Department of Cell and Developmental Biology, the University of Pennsylvania School of Medicine, Philadelphia, Pennsylvania 19104, USA.

出版信息

J Biol Chem. 2009 Jul 24;284(30):20329-39. doi: 10.1074/jbc.M109.010264. Epub 2009 May 22.

DOI:10.1074/jbc.M109.010264
PMID:19465477
原文链接:https://pmc.ncbi.nlm.nih.gov/articles/PMC2740458/
Abstract

Non-amyloid, ubiquitinated cytoplasmic inclusions containing TDP-43 and its C-terminal fragments are pathological hallmarks of amyotrophic lateral sclerosis (ALS), a fatal motor neuron disorder, and frontotemporal lobar degeneration with ubiquitin-positive inclusions (FTLD-U).

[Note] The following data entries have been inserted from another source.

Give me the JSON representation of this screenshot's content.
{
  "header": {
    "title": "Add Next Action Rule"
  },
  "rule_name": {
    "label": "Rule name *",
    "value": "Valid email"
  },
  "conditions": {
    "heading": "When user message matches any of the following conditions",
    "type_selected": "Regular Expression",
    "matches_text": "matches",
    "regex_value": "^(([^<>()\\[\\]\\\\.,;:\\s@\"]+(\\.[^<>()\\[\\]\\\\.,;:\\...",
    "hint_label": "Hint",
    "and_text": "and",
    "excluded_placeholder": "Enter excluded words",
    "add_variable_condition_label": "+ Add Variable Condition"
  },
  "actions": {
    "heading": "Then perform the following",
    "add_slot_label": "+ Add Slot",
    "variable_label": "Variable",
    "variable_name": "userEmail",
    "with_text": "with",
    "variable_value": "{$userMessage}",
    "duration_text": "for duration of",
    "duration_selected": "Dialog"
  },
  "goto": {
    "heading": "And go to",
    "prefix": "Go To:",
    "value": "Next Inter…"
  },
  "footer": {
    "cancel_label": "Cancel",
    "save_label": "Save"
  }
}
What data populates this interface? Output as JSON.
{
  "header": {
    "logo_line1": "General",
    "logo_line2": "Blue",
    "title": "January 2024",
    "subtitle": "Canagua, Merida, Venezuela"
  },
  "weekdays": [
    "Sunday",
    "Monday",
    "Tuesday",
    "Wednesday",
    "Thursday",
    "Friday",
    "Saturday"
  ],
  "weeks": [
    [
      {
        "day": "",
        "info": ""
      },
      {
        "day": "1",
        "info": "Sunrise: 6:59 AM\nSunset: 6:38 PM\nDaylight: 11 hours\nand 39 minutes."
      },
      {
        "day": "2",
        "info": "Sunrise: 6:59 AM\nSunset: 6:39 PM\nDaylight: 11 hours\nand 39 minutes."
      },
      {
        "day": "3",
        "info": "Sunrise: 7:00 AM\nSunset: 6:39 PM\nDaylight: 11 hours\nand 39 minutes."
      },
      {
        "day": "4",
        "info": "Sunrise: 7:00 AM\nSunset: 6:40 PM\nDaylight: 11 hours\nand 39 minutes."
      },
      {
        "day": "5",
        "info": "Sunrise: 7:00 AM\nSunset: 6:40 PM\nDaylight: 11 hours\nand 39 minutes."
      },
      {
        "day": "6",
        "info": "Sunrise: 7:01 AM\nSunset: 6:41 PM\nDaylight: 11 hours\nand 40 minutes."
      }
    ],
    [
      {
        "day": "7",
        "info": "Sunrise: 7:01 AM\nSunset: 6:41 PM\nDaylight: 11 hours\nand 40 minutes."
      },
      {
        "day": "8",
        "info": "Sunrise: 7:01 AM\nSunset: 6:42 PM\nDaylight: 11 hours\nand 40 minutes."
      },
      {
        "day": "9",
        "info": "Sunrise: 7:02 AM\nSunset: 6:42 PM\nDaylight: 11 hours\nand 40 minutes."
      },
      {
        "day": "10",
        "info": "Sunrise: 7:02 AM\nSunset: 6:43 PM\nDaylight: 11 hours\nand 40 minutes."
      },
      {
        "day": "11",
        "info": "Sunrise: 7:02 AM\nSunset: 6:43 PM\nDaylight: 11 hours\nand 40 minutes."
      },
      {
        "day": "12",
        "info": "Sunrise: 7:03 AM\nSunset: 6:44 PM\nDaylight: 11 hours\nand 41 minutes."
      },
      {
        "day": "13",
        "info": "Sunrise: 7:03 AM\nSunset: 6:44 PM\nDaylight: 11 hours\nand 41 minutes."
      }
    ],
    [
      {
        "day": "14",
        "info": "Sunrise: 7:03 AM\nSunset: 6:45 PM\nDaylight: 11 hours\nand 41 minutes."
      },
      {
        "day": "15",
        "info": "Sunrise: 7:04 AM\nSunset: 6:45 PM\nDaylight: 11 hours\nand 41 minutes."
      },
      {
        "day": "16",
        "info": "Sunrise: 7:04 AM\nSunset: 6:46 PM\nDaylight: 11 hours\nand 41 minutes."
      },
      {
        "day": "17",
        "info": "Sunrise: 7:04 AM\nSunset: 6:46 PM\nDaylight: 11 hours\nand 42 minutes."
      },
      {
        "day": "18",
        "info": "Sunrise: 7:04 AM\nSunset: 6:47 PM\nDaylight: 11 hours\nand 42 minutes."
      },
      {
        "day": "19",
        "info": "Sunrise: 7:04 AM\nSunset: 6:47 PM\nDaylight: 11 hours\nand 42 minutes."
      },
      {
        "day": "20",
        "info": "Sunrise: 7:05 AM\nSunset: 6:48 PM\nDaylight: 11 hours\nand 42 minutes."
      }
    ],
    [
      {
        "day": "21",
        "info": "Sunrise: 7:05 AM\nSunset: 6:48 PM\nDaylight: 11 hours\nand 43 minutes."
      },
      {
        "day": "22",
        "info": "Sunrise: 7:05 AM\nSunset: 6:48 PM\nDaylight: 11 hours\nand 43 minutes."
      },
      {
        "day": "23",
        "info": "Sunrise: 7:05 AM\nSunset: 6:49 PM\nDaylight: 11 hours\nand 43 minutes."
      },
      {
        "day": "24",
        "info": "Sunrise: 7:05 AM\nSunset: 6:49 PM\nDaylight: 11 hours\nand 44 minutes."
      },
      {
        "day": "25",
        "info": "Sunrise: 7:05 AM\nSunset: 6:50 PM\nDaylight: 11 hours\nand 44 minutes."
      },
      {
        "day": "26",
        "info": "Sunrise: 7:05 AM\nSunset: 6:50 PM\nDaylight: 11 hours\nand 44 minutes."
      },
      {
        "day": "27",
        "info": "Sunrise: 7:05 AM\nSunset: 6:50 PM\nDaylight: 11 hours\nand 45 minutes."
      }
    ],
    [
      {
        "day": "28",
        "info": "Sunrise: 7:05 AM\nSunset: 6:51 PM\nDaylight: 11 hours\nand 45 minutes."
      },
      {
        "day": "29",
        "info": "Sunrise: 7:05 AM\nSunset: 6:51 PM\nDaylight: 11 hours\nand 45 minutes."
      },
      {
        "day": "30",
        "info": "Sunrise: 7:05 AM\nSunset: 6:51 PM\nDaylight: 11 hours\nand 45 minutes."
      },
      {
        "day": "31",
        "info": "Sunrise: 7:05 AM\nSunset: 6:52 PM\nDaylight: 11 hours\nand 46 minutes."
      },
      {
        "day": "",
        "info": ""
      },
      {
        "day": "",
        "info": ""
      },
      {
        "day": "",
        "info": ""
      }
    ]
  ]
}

Importantly, TDP-43 mutations are linked to sporadic and non-SOD1 familial ALS. However, TDP-43 is not the only protein in disease-associated inclusions, and whether TDP-43 misfolds or is merely sequestered by other aggregated components is unclear. Here, we report that, in the absence of other components, TDP-43 spontaneously forms aggregates bearing remarkable ultrastructural similarities to TDP-43 deposits in degenerating neurons of ALS and FTLD-U patients [corrected] . The C-terminal domain of TDP-43 is critical for spontaneous aggregation. Several ALS-linked TDP-43 mutations within this domain (Q331K, M337V, Q343R, N345K, R361S, and N390D) increase the number of TDP-43 aggregates and promote toxicity in vivo. Importantly, mutations that promote toxicity in vivo accelerate aggregation of pure TDP-43 in vitro. Thus, TDP-43 is intrinsically aggregation-prone, and its propensity for toxic misfolding trajectories is accentuated by specific ALS-linked mutations.

摘要

包含TDP-43及其C端片段的非淀粉样、泛素化胞质内含物是肌萎缩侧索硬化症(ALS,一种致命的运动神经元疾病)以及伴有泛素阳性内含物的额颞叶痴呆(FTLD-U)的病理标志。重要的是,TDP-43突变与散发性和非SOD1家族性ALS有关。然而,TDP-43并非疾病相关内含物中的唯一蛋白质,而且尚不清楚TDP-43是错误折叠还是仅仅被其他聚集成分隔离。在此,我们报告,在没有其他成分的情况下,TDP-43会自发形成聚集体,其超微结构与ALS和FTLD-U患者退化神经元中的TDP-43沉积物具有显著相似性[已校正]。TDP-43的C端结构域对于自发聚集至关重要。该结构域内的几个与ALS相关的TDP-43突变(Q331K、M337V、Q343R、N345K、R361S和N390D)增加了TDP-43聚集体的数量并在体内促进毒性。重要的是,在体内促进毒性的突变会加速体外纯TDP-43的聚集。因此,TDP-43本质上易于聚集,并且特定的与ALS相关的突变会加剧其毒性错误折叠轨迹的倾向。